Ma chi di noi, lo dica sinceramente, affiderebbe senza pensieri un proprio congiunto anziano, un padre, un fratello, un bambino, un malato cronico, nelle mani di un infermiere che, con tutto il rispetto, mastica a stento la nostra lingua e che ha solo sostenuto un “corsetto” on line dopo essere arrivato nel nostro Paese senza alcuna conoscenza delle problematiche specifiche della nostra realtà sanitaria?
Inoltre, insiste De Palma, vorrei ricordare che gli infermieri italiani sono tra i pochi, in Europa, ad avere la qualifica accademica di dottore: far arrivare nel nostro Paese infermieri extracomunitari, con tutto il rispetto per queste persone, senza garantire un elevato profilo comunicativo, indispensabile quando si deve avere a che fare con persone anziane, ma anche bambini e altri soggetti fragili, non rappresenta certo la soluzione della svolta, come qualcuno vorrebbe farci credere.

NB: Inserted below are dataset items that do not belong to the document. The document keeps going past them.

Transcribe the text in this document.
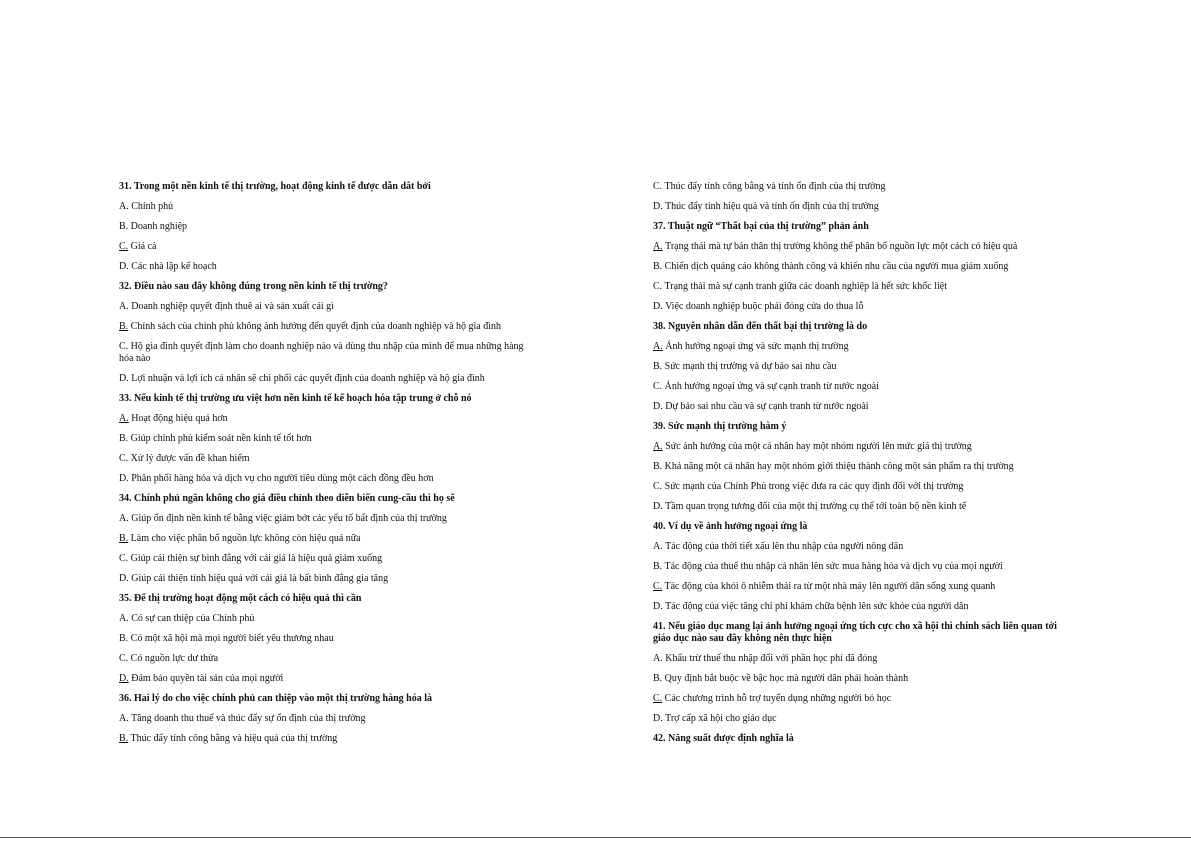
31. Trong một nền kinh tế thị trường, hoạt động kinh tế được dẫn dắt bởi

A. Chính phủ

B. Doanh nghiệp

C. Giá cả

D. Các nhà lập kế hoạch

32. Điều nào sau đây không đúng trong nền kinh tế thị trường?

A. Doanh nghiệp quyết định thuê ai và sản xuất cái gì

B. Chính sách của chính phủ không ảnh hưởng đến quyết định của doanh nghiệp và hộ gia đình

C. Hộ gia đình quyết định làm cho doanh nghiệp nào và dùng thu nhập của mình để mua những hàng hóa nào

D. Lợi nhuận và lợi ích cá nhân sẽ chi phối các quyết định của doanh nghiệp và hộ gia đình

33. Nếu kinh tế thị trường ưu việt hơn nền kinh tế kế hoạch hóa tập trung ở chỗ nó

A. Hoạt động hiệu quả hơn

B. Giúp chính phủ kiểm soát nền kinh tế tốt hơn

C. Xử lý được vấn đề khan hiếm

D. Phân phối hàng hóa và dịch vụ cho người tiêu dùng một cách đồng đều hơn

34. Chính phủ ngăn không cho giá điều chỉnh theo diễn biến cung-cầu thì họ sẽ

A. Giúp ổn định nền kinh tế bằng việc giảm bớt các yếu tố bất định của thị trường

B. Làm cho việc phân bổ nguồn lực không còn hiệu quả nữa

C. Giúp cải thiện sự bình đẳng với cái giá là hiệu quả giảm xuống

D. Giúp cải thiện tính hiệu quả với cái giá là bất bình đẳng gia tăng

35. Để thị trường hoạt động một cách có hiệu quả thì cần

A. Có sự can thiệp của Chính phủ

B. Có một xã hội mà mọi người biết yêu thương nhau

C. Có nguồn lực dư thừa

D. Đảm bảo quyền tài sản của mọi người

36. Hai lý do cho việc chính phủ can thiệp vào một thị trường hàng hóa là

A. Tăng doanh thu thuế và thúc đẩy sự ổn định của thị trường

B. Thúc đẩy tính công bằng và hiệu quả của thị trường

C. Thúc đẩy tính công bằng và tính ổn định của thị trường

D. Thúc đẩy tính hiệu quả và tính ổn định của thị trường

37. Thuật ngữ “Thất bại của thị trường” phản ánh

A. Trạng thái mà tự bản thân thị trường không thể phân bổ nguồn lực một cách có hiệu quả

B. Chiến dịch quảng cáo không thành công và khiến nhu cầu của người mua giảm xuống

C. Trạng thái mà sự cạnh tranh giữa các doanh nghiệp là hết sức khốc liệt

D. Việc doanh nghiệp buộc phải đóng cửa do thua lỗ

38. Nguyên nhân dẫn đến thất bại thị trường là do

A. Ảnh hưởng ngoại ứng và sức mạnh thị trường

B. Sức mạnh thị trường và dự báo sai nhu cầu

C. Ảnh hưởng ngoại ứng và sự cạnh tranh từ nước ngoài

D. Dự báo sai nhu cầu và sự cạnh tranh từ nước ngoài

39. Sức mạnh thị trường hàm ý

A. Sức ảnh hưởng của một cá nhân hay một nhóm người lên mức giá thị trường

B. Khả năng một cá nhân hay một nhóm giới thiệu thành công một sản phẩm ra thị trường

C. Sức mạnh của Chính Phủ trong việc đưa ra các quy định đối với thị trường

D. Tầm quan trọng tương đối của một thị trường cụ thể tới toàn bộ nền kinh tế

40. Ví dụ về ảnh hưởng ngoại ứng là

A. Tác động của thời tiết xấu lên thu nhập của người nông dân

B. Tác động của thuế thu nhập cá nhân lên sức mua hàng hóa và dịch vụ của mọi người

C. Tác động của khói ô nhiễm thải ra từ một nhà máy lên người dân sống xung quanh

D. Tác động của việc tăng chi phí khám chữa bệnh lên sức khỏe của người dân

41. Nếu giáo dục mang lại ảnh hưởng ngoại ứng tích cực cho xã hội thì chính sách liên quan tới giáo dục nào sau đây không nên thực hiện

A. Khấu trừ thuế thu nhập đối với phần học phí đã đóng

B. Quy định bắt buộc về bậc học mà người dân phải hoàn thành

C. Các chương trình hỗ trợ tuyển dụng những người bỏ học

D. Trợ cấp xã hội cho giáo dục

42. Năng suất được định nghĩa là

Si guardi alla radice dei problemi e delle piaghe che ci affliggono, si guardi a quelle disastrose gestioni pre e post pandemia. Ci si interroghi fino in fondo, senza cercare le solite toppe per coprire quelle che sono diventate vere e proprie voragini.
Lasciamo scappare i nostri professionisti migliori e pensiamo di tappare la falla assumendo colleghi stranieri! Qualcosa non torna, non c’è dubbio.
“Urliamo” a gran voce, da tempo, la necessità dello sblocco di quel vincolo di esclusività che permetterebbe ai 280mila infermieri assunti nella sanità pubblica, di offrire il loro supporto alle febbricitanti realtà della sanità privata, retribuiti adeguatamente, fuori dagli orari ospedalieri, ma niente! Solo temporanee deroghe, che peraltro sono talmente limitanti, da non consentire nemmeno di garantire la copertura di un solo turno di servizio nelle RSA.
Cosa aspettiamo ad aprire la strada alla libera professione per gli infermieri italiani pubblici dipendenti? Cosa aspettiamo a mettere in atto l’indispensabile piano di inserimento degli infermieri di famiglia per supportare anziani e soggetti fragili?
E scusateci se ci chiediamo, per l’ennesima volta, dove stiamo andando. Con questi fatti non è certo mera retorica», chiosa De Palma.